[85]. Backus, vol. i. p. 516. He called this daughter Freeborn. This was in the taste of the times. The first three children christened in Boston church were named Joy, Recompense and Pity. It is worthy of remark, that the name Freeborn was given, while the father was the object of what he doubtless thought oppression. It shows his indomitable spirit.
[86]. MSS. Letter.
[87]. This is the ground on which Mr. Cotton himself justified the punishment of heretics. See the “Bloody Tenet.”

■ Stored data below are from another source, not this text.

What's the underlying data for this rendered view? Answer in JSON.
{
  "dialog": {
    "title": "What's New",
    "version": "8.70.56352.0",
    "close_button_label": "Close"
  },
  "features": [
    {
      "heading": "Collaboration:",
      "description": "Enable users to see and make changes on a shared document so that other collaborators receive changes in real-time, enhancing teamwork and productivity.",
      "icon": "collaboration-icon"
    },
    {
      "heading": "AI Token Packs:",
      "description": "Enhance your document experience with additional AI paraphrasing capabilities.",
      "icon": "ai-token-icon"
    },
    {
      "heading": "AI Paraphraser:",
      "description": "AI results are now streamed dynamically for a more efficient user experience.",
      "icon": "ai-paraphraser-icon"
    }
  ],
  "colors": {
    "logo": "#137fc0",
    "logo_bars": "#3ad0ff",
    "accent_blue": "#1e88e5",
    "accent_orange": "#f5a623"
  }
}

[88]. About the same time that Bossuet, the most illustrious champion of the Church of Rome, was engaged in maintaining, with all the force of his overwhelming eloquence, and inexhaustible ingenuity, that the sovereign was bound to use his authority in extirpating false religions from the state, the Scotch Commissioners in London were remonstrating, in the name of their national Church, against the introduction of a ‘sinful and ungodly toleration in matters of religion;’ whilst the whole body of the English Presbyterian Clergy, in their official papers, protested against the schemes of Cromwell’s party, and solemnly declared, ‘that they detested and abhorred toleration.’ ‘My judgment,’ said Baxter, a man noted in his day for moderation, ‘I have always freely made known. I abhor unlimited liberty or toleration of all.’—‘Toleration,’ said Edwards, another distinguished divine, ‘will make the kingdom a chaos, a Babel, another Amsterdam, a Sodom, an Egypt, a Babylon. Toleration is the grand work of the Devil, his master-piece, and chief engine to uphold his tottering kingdom. It is the most compendious, ready, sure way to destroy all religion, lay all waste and bring in all evil. It is a most transcendent, catholic and fundamental evil. As original sin is the fundamental sin, having the seed and spawn of all sins in it, so toleration hath all errors in it, and all evils.’ Verplank’s Discourses, pp. 23, 24. Similar language was used in this country. The Rev. Mr. Ward, in his Simple Cobler of Agawam, written in 1647, utters his detestation of toleration, and says: “He that is willing to tolerate any religion, or decrepit way of religion, besides his own, unless it be in matters merely indifferent, either doubts of his own, or is not sincere in it.”
[89]. 1 His. Col. vi. p. 248.
[90]. Mr. Haynes was preceded by Mr. Dudley, who was a stern man, and particularly opposed to toleration. He died soon after, with a copy of verses in his pocket, written with his own hand. The two following lines made a part of it:
“Let men of God in court and churches watch
“O’er such as do a toleration hatch.”
Mr. Haynes also accused Governor Winthrop as too mild. Winthrop, vol. i. p. 178.
[91]. Mr. Cotton denied, in his Reply to the Bloody Tenet, that he had any agency in the banishment of Mr. Williams, but avowed that he approved of it. Mr. Williams asserts, “Some gentlemen who consented to the sentence against me, solemnly testified with tears, that they did it by the advice and counsel of Mr. Cotton.” These two assertions may be reconciled, perhaps, by the remark of Mr. Cotton, that “if he did counsel one or two, it would not argue the act of the government.”